TM: Totally. Likewise, there are people who would go to ComedySportz all the time, but never come out to see a stand-up show, so that will give them exposure to the stand-up scene and that we’re not all scary people who will yell at you from the stage. People can be kind of intimidated by the stand-up scene.

MR: After Voyager, you get to do a run of shows with a comedy legend of sorts with 30 years in the business, Todd Barry.
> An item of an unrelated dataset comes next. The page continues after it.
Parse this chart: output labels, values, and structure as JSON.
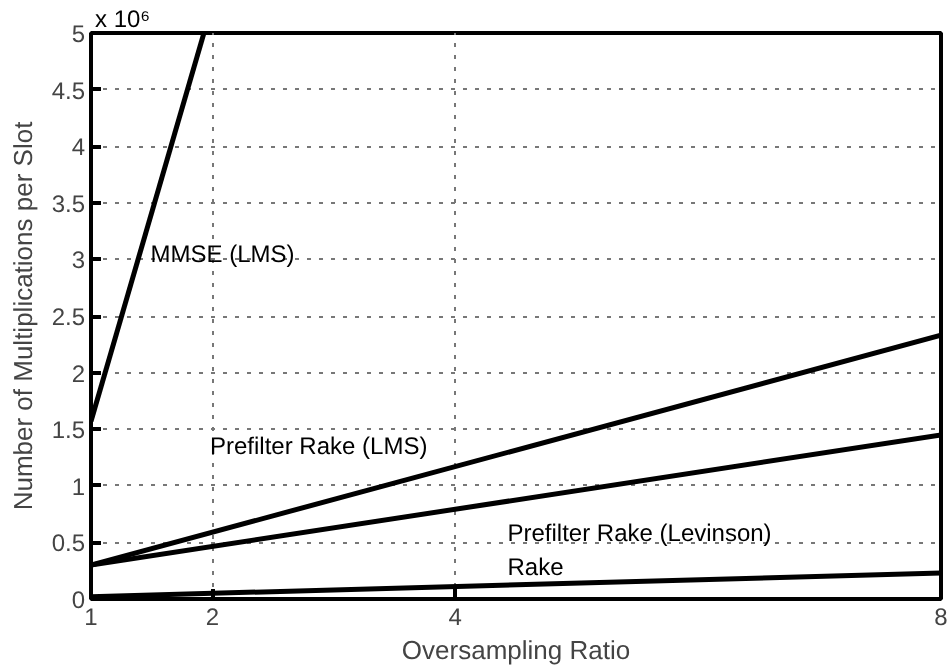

How did that opportunity come about? Did you reach out to him personally? Did he seek you out?

TM: I reached out to Turner Hall and they said they’d keep me in mind for future gigs. I think Turner Hall does a really good job of pairing people together that would complement each other. Todd Barry is kind of dry and quiet and very witty. And I’m a loud asshole with a very boisterous personality on stage. [Turner] sent my stuff to Todd Barry and he said if I could drive him to three dates and do them with him, he’d take care of gas.

MR: I don’t want to be making assumptions, but from what I now of your comedy, this is easily the biggest credit you’ll have to this point. Are you nervous or are you just enjoying the opportunity?

TM: As far as the shows, I think I’m okay to go. I think what I’m most nervous about is having to drive Todd Barry places and having that downtime on the road to talk because he’s a big name.

MR: He’s a comic’s comic. He might not be a household name, but if you’re into stand-up, you know him and you probably love him.

TM: I’m really excited. I think I have my material ready to go.

MR: Just to warn you, on shows two and three of this run, he’s probably going to rip on you on stage a ton. When I saw him at Turner a few years ago, like 10 minutes of his set was making fun of his opener.

TM: I won’t be fazed by that. I’ll be ready for it. It’ll be kind of cool to say that I went on a short tour run with Todd Barry. I think that’ll be meaningful to help me get through other filters in the future, but I’m still going to go out and keep pounding the pavement and doing the [open] mics I can get to. It’s important to have credits, but also important not to dwell on the credits. Essentially, I got lucky and I get to open for Todd Barry for a few shows.

See Voyager, a comedy show hosted and co-produced by Menz, at ComedySportz on Thursday, July 16. The show begins at 8 p.m. and costs $5. Menz will also perform as part of Caste Of Killers’ showcase at Karma Bar And Grill on Friday, July 17. On July 24, he’ll return to Milwaukee’s Turner Hall for the last of a three-night, three-city run opening for Todd Barry.